Light e Iguá intensificam ações com apoio da Polícia Civil e reforçam impacto dos “gatos” no serviço e na segurança da população
A Light e a Iguá realizaram uma megaoperação para combater o furto de energia elétrica e água nos bairros da Barra da Tijuca e do Recreio dos Bandeirantes, na Zona Oeste do Rio. A ação contou com o apoio da Polícia Civil, por meio da Delegacia de Defesa de Serviços Delegados (DDSD), e do Programa Estadual de Integração na Segurança (Proeis).
As equipes atuaram na identificação de ligações clandestinas, conhecidas como “gatos”, que além de ilegais, representam riscos à segurança da população e comprometem o fornecimento regular dos serviços. A prática é considerada crime, conforme o artigo 155 do Código Penal.
Fiscalização intensiva e serviços à população
Durante a operação, cerca de 400 profissionais da Light foram mobilizados. Até o momento, mais de 950 serviços foram realizados, incluindo inspeções em imóveis residenciais e comerciais. Ao todo, 246 locais foram regularizados e duas pessoas foram presas em flagrante, uma na Barra e outra no Recreio.
Entre os estabelecimentos fiscalizados estão lojas, bares e restaurantes, principalmente na Avenida Olegário Maciel, um dos principais polos gastronômicos da região.

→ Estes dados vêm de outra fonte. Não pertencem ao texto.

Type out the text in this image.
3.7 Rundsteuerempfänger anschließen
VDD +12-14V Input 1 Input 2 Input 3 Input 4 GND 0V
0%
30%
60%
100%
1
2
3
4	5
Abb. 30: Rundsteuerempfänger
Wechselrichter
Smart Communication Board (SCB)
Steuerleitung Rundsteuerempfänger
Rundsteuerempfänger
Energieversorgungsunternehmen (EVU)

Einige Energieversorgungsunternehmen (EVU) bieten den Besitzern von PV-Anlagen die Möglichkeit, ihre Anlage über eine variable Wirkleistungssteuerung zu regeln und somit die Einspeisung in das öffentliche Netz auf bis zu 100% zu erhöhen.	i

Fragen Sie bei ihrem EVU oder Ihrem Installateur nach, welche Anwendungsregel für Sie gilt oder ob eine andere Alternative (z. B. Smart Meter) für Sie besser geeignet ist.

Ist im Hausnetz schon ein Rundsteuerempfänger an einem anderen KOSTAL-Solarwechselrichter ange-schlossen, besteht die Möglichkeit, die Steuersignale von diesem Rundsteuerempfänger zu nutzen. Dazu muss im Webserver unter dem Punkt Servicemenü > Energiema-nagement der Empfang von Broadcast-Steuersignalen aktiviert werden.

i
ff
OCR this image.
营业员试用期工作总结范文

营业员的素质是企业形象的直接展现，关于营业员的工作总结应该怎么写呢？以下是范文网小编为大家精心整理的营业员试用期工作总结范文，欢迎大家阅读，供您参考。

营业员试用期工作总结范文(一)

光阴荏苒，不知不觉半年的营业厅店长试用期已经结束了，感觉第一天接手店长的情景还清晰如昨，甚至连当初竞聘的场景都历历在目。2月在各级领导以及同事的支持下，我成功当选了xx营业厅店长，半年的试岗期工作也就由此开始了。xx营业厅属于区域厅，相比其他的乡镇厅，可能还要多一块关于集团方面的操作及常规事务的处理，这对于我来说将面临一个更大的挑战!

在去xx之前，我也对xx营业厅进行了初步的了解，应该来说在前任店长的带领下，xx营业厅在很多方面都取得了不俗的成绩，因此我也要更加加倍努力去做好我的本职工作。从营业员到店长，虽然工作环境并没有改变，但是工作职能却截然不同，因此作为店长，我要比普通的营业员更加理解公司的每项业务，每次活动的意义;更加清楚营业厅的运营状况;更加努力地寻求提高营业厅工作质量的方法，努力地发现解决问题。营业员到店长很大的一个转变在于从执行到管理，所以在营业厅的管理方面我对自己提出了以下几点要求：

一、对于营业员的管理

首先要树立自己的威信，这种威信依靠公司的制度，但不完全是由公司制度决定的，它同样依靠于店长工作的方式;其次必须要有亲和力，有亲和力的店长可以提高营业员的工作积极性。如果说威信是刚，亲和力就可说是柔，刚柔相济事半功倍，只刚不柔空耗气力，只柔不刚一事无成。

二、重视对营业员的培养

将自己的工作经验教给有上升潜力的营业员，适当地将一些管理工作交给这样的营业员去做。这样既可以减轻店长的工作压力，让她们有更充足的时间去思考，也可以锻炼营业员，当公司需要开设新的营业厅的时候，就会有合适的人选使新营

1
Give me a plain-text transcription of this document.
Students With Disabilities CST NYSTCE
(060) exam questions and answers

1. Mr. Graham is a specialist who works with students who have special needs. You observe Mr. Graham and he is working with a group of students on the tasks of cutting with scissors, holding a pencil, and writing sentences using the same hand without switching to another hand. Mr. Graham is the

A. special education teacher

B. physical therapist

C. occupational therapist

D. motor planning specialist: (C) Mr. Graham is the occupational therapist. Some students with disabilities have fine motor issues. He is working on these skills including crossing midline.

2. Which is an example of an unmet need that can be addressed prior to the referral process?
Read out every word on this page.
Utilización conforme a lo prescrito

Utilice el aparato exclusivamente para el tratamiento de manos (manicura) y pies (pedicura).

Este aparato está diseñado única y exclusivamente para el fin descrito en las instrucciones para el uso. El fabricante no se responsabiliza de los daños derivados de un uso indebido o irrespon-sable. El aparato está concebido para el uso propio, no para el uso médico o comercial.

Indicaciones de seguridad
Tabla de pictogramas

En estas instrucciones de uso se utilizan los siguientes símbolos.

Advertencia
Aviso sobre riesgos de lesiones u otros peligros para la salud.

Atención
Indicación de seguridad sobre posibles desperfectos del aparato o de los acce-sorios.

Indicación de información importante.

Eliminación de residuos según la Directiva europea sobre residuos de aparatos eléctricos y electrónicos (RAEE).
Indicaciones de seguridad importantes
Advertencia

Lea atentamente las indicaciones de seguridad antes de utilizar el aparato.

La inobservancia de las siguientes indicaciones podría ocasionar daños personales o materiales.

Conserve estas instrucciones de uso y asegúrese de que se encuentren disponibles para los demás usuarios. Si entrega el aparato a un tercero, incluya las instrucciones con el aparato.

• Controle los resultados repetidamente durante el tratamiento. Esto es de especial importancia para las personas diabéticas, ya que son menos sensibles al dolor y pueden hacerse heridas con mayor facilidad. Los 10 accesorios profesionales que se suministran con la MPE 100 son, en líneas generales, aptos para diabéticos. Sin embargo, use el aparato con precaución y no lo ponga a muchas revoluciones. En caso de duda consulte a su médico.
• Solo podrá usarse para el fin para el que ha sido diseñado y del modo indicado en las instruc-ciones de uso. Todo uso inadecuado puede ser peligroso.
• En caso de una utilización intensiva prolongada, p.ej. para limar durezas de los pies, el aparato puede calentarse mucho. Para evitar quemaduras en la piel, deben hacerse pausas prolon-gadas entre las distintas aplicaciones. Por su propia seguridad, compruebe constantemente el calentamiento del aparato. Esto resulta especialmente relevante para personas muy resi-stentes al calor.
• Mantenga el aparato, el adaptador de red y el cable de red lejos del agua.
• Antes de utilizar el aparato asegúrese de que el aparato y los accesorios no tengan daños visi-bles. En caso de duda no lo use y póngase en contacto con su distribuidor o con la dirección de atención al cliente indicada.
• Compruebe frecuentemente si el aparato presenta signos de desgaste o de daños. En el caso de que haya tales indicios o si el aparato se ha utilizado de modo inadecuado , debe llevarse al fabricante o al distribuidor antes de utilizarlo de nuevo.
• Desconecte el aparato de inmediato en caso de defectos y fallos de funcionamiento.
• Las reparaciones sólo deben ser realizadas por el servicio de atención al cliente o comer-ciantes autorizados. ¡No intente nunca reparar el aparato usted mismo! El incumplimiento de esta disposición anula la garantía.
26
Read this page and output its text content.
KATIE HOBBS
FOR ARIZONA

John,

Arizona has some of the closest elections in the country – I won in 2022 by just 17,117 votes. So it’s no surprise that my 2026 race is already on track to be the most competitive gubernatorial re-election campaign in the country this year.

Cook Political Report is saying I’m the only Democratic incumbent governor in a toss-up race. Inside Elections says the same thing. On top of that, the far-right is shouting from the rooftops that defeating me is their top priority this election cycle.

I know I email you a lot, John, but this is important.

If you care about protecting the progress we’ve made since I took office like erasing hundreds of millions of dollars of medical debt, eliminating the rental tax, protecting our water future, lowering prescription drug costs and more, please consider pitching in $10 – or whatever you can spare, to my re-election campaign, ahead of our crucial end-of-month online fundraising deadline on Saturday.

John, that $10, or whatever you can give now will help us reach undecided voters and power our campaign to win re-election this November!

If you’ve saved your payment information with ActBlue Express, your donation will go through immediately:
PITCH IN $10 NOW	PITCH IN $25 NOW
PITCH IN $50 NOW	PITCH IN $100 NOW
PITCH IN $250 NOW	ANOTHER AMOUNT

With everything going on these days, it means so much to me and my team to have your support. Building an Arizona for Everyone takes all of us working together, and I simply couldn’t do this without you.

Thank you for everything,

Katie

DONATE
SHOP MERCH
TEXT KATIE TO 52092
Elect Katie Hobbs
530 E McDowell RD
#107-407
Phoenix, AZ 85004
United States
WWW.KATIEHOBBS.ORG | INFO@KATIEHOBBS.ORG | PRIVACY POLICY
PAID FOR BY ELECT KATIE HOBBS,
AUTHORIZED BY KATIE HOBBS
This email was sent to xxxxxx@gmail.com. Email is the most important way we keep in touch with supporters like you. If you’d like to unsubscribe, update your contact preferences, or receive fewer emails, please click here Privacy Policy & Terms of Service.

Paralelamente à fiscalização, a ação também ofereceu atendimento direto à população na Praça do Pontal, com a presença da Agência Móvel da Light e estrutura da Iguá Rio.
No local, moradores puderam negociar débitos, solicitar troca de titularidade, pedir novas ligações e se cadastrar na Tarifa Social. Segundo o coordenador da Light, Daniel Bragança, a iniciativa busca não apenas coibir irregularidades, mas também melhorar a qualidade do serviço prestado.
Prejuízos bilionários e impacto coletivo
De acordo com a concessionária, o furto de energia e cabos gera prejuízos estimados em cerca de R$1,3 bilhão por ano. Apenas em 2025 e nos primeiros meses de 2026, quase 2.900 ligações clandestinas foram regularizadas e mais de 136 mil instalações irregulares normalizadas.
Nesse período, foram recuperados cerca de 240 GWh de energia, volume suficiente para abastecer aproximadamente 80 mil residências durante um ano. Além do impacto financeiro, as fraudes afetam diretamente a qualidade do fornecimento, causando oscilações e interrupções no serviço.
A operação reforça o desafio enfrentado pelas concessionárias no combate às irregularidades e destaca a importância da conscientização da população sobre os riscos e consequências dessa prática.